|Delphine Seyrig, Daughters of Darkness|
The Belgian director Harry Kümel (born 1940) had been making movies since the 1950s before he hit the headlines internationally when his 1968 Monsieur Harwarden played the rounds of various Film Festivals, including Sydney and Melbourne, to considerable acclaim. Here was a new ultra-stylish auteur breaking onto the international stage at a time when all around him the new national cinemas (Cuba, Poland, Iran, West Germany) were swirling into view.
He filmed a short dedication to Sternberg in 1968 with himself and Jo not long before his death, talking about Jo's movies, and this short has been wrapped into Criterion's disc of Docks of New York. Indeed, the ghost of Sternberg informs his 1971 Daughters of Darkness.
In 1971 Kümel delivered this breakthrough, a Dutch/French/German co-production shot in English - a lesbian vampire movie, already an established horror subgenre, and a springboard for the incredible Daughters of Darkness, aka variously Les Lèvres Rouge, Les Rouges a Lèvres and other miniature gallic puns on "lips", "labia" and "Lipstick”.
The movie opened outside Europe in late 1971, and I managed to see it while I was staying in New York City in early 1972 at one of the the still standing 42nd street movie palaces. This one was resisting the newly minted hardcore porn mode while dedicating itself to grindhouse fare. Daughters was playing a double bill with a German sexploitation Costume horror called Tower of Screaming Virgins, (directed by Franz Antel) the plot loosely based on a Dumas novel, but with tits and blood quotient surpassing anything I'm sure Dumas might have hoped for. Tower was actually interesting enough in its own right, (I never look down on honest trash), but the main event was Kümel’s movie which alternately bored and exhilarated the audience, with enough explicit blood and sex to keep them awake.

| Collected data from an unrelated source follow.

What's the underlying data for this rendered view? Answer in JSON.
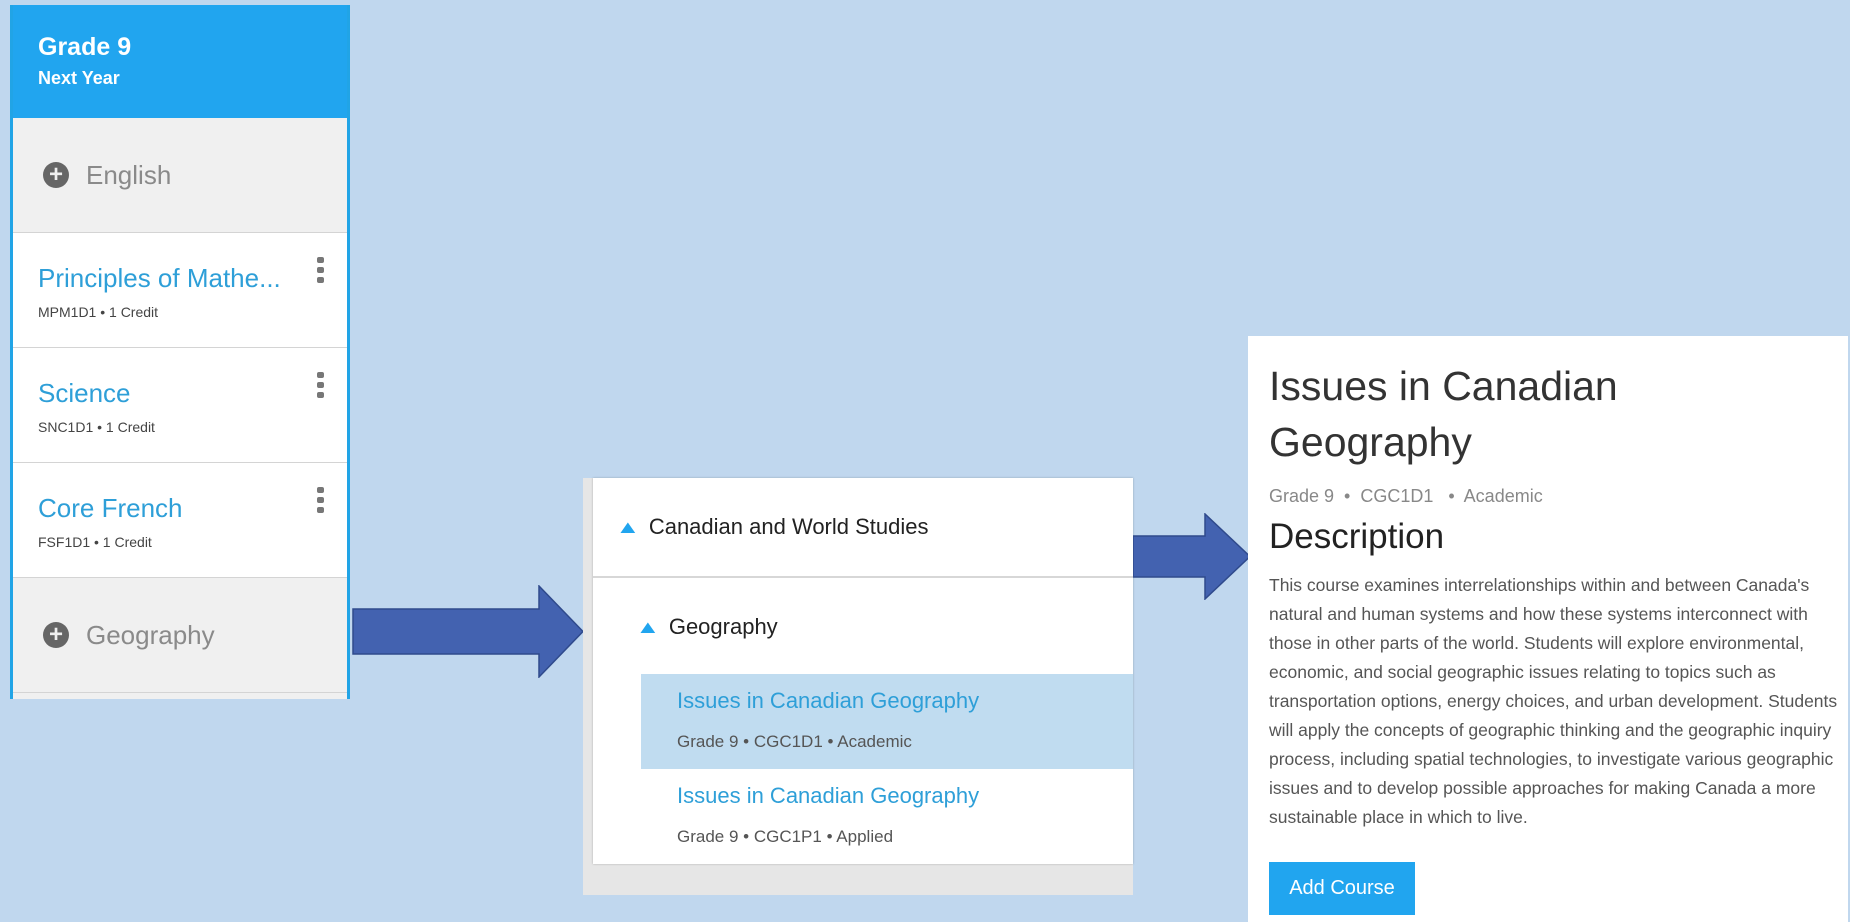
{
  "left_panel": {
    "grade_title": "Grade 9",
    "grade_subtitle": "Next Year",
    "slots": [
      {
        "type": "empty",
        "label": "English"
      },
      {
        "type": "course",
        "name": "Principles of Mathe...",
        "meta": "MPM1D1 • 1 Credit"
      },
      {
        "type": "course",
        "name": "Science",
        "meta": "SNC1D1 • 1 Credit"
      },
      {
        "type": "course",
        "name": "Core French",
        "meta": "FSF1D1 • 1 Credit"
      },
      {
        "type": "empty",
        "label": "Geography"
      }
    ]
  },
  "middle_panel": {
    "category": "Canadian and World Studies",
    "subcategory": "Geography",
    "options": [
      {
        "title": "Issues in Canadian Geography",
        "meta": "Grade 9 • CGC1D1 • Academic",
        "selected": true
      },
      {
        "title": "Issues in Canadian Geography",
        "meta": "Grade 9 • CGC1P1 • Applied",
        "selected": false
      }
    ]
  },
  "right_panel": {
    "title_line1": "Issues in Canadian",
    "title_line2": "Geography",
    "meta": "Grade 9  •  CGC1D1   •  Academic",
    "description_heading": "Description",
    "description_lines": [
      "This course examines interrelationships within and between Canada's",
      "natural and human systems and how these systems interconnect with",
      "those in other parts of the world. Students will explore environmental,",
      "economic, and social geographic issues relating to topics such as",
      "transportation options, energy choices, and urban development. Students",
      "will apply the concepts of geographic thinking and the geographic inquiry",
      "process, including spatial technologies, to investigate various geographic",
      "issues and to develop possible approaches for making Canada a more",
      "sustainable place in which to live."
    ],
    "add_button": "Add Course"
  },
  "colors": {
    "background": "#c0d7ee",
    "accent": "#21a5ef",
    "link": "#2e9fd8",
    "arrow": "#4362b0",
    "selected_row": "#c0dcf0"
  }
}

The movie sings with its brilliant production design and the intelligence of the screenplay, not to mention wardrobe by half a dozen people, although Kümel surely dictated all the details of Delphine's small number of costume changes, alternately feathered, furred, metallic, gauzed, worn by Delphine in full bore homage to Travis Banton and of course Sternberg. Delphine's first big entrance to the Ostend Hotel at midnight is executed with a walk that is never mere walking but swagger, saunter, swoon and arch.
By the time Kümel shoots Delphine’s first close up (above) he takes us on a journey across her face. If you can, remember Dietrich's high precision eye and mouth movements, head turns, pauses and gazing into keylight during the "It took more than one man to change my name" moment from Shanghai Express. Delphine inherits that sequence's facial acting and takes it to the next level by adding Dietrich's first entry into the upper class brothel in Angel, although in Kümel’s movie she's now wearing scarlet red with black furs and a lace fascinator.
The seemingly impossible achievement of this movie is to never succumb to "mere" camp. The elements of disguise, character and setting are never less than multi layered with reflexive aspects, from the white and black and red color Nazi uniform coding of Christina Rau’s Louise Brooks-esque goth companion to Delphine. Down to the Banton and Sternberg stylization of Delphine's look and performance. Kümel himself says partly in jest during his commentary track on this new disc, that his producer felt this was Delphine's best role. In fact it is but, as Harry says it's one of so many. Her Muriel and the "woman" in Marienbadfor Resnais, her Jeanne Dielman, the lady who lunches for Bunuel in Discreet Charm, her murdered lover in Zinneman’s Day of the Jackal.
It has to be said Delphine is an axiom of cinema. And with Kümel she meets one of the movies' last great stylists. For the uninitiated the last screen is "Mother", a rich old queen who outlies the narrative, played by the great Dutch filmmaker, Fons Rademakers (below) wearing far too much eyeliner, mascara, hair dye and foundation, and a particularly unattractive lippy.
So the Belgians do have a sense of humor.
The title has been given a full blown multi disc release by the people at boutique horror label Blue Underground. The movie was restored from a previously lost 35mm O-Neg with supervision by Kümel, and the boxset includes the title in full 4K UHD and Dolby Vision, as well as a regular Blu-ray. I have only been able to access the latter for this review but frankly the image quality and encode are so fine I doubt there is much uplift for improvement left for the 4K disc.